Rabu, 19 Desember 2012

Cerita Tentang “Ola “



Kadang aku dipeluk, kadang aku disayang, kadang aku dibelai – belai, tapi terkadang aku dipukul, huft…. Tapi aku selalu menyayanginya.
****************
“Ola.. kenapa mesti gini ya, hiks..hiks,” Sofi menangis lagi karena tak diijinkan papahnya untuk datang ke pesta ulang tahun Eva, sahabatnya.
Ku perkenalkan, dia adalah Sofi sahabat dekatku. Sudah 13 tahun kami bersahabat. Sofi menyayangiku dengan tulus, begitu juga aku yang sangat menyayangi sofi. Meski terkadang jika dia sedang marah, aku yang menjadi pelampiasannya.
“Ola.. tau ngga ternyata Brian itu Playboy Cap Jelek. Dia emang ganteng tapi dia cewenya banyak, aku sakit hati,” Curhatnya ketika dia baru pulang sekolah.
“Pokoknya awas kamu Brian, hiiii … aku sebel … sebel,” Sofi menumpahkan kekesalannya padaku. Ingin rasanya aku memarahi dia yang memukulku.
“Sofii …. Berhenti, sakit tahu, “ kataku dengan sewot.
Namun setelah itu
“Aduh .. ola maaf yah kamu jadi lecet deh, maaf yah ola sayang,” katanya sambil mengelusku.
****************
Ya Aku adalah hadiah dari Papah Sofi waktu Sofi berulang tahun ke 5 saat dia duduk dibangku Taman kanak-kanak. entah kenapa Sofi menamaiku dengan nama ola, katanya nama ola itu cantik dan indah.
“ Ola itu artinya Cantik dan indah makanya aku pengin kamu selalu menjadi sahabatku yang terindah,” Ujarnya saat menjelaskan tentang arti nama ola padaku.
*************
2 tahun kemudian
Sofi sekarang sudah menjadi mahasiswa bukan anak SMA lagi, tapi kami masih bersahabat meski sekarang sofi sering sibuk, jarang menyapaku dan jarang mengelusku.
“Ola … aku cape banget, di kelas banyak banget tugas, udah gitu di tambah ada kegiatan BEM sama Mapala di Kampus”, curhatnya selepas pulang kuliah.
“Sofi … aku kangen kamu,kangen pelukan kamu, kangen curhatan kamu bahkan kangen pukulan kamu, jangan sibuk terus dong,” protesku.

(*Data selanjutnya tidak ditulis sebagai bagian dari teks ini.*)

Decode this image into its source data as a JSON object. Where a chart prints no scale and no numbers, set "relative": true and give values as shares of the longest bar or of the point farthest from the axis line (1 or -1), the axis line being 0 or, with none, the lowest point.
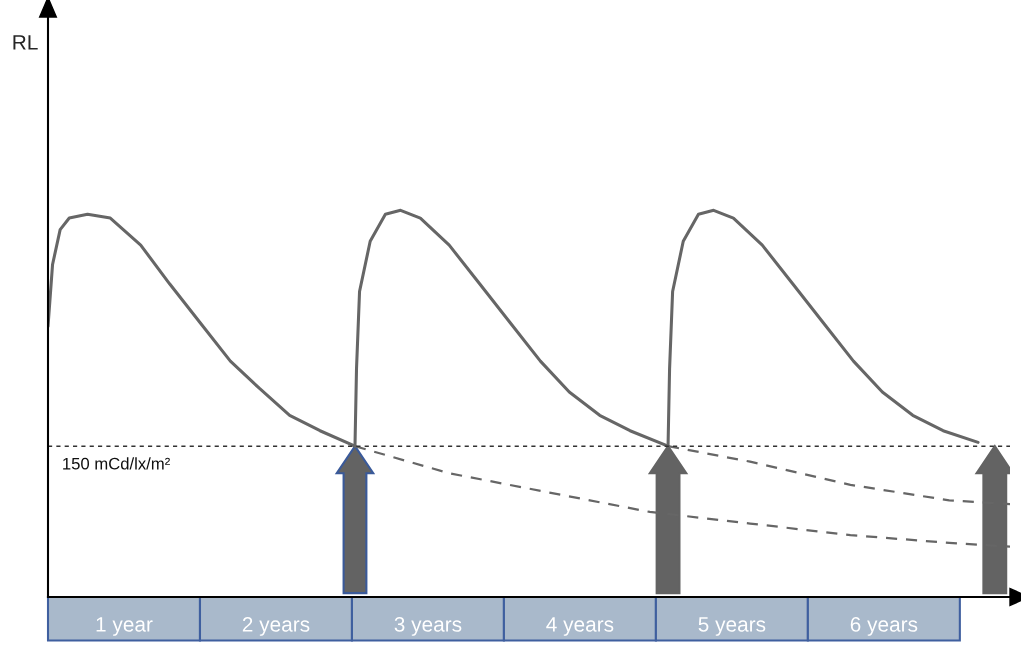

“Maaf yah ola … aku jadi jarang memperhatikanmu, tapi aku selalu sayang kamu. Yuk kita tidur bareng,” pintanya.
“Selamat malam Sofi, aku sayang Sofi,” kataku yang tak didengar oleh Sofi karena dia sudah tertidur.
******************
Hingga saat itu tiba
“Ola … aku udah punya pacar namanya Restu dia kakak kelasku dikampus, aku bahagia banget,” Sofi benar-benar kelihatan bahagia dan aku pun ikut bahagia.
“Tapi ola … ada yang harus kamu tahu,”
“apa Sofi ?”
“Gini, aku kan udah gede bukan anak kecil lagi jadi ngga mungkin aku terus-terusan mainan sama kamu.”
“Kok gitu?” protesku.
“Ingat ngga 1 minggu yang lalu adik sepupuku si dian yang kelas 3 SD pas lihat kamu langsung jatuh cinta, dia pengin bawa kamu, ya aku setuju karena aku ngga mau ngecewain adiku,” cerocosnya.
“Hah … ya ampun Sofi ko kamu tega,” aku menangis sedih .
******************
Hari yang tak kuinginkan pun tiba
“Nah dian nih ola, jaga dan rawat dia baik-baik ya sayang,” kata Sofi ketika menyerahkanku pada Dian.
“Beres ka Sofi, Dian bakal jagain ola dengan kasih sayang, makasih ya kak, “kata Dian.
Aku dibawa Dian kemobilnya dan di peluk dengan erat, aku menjerit agar Sofi tahu aku tak ingin berpisah dengannya aku tak ingin bersama Dian, tapi semua itu percuma Sofi dan Dian tak bisa dan tak akan bisa mendengarku karena aku hanyalah sebuah Boneka.
“Sofi … aku pasti merindukanmu” gumamku sedih.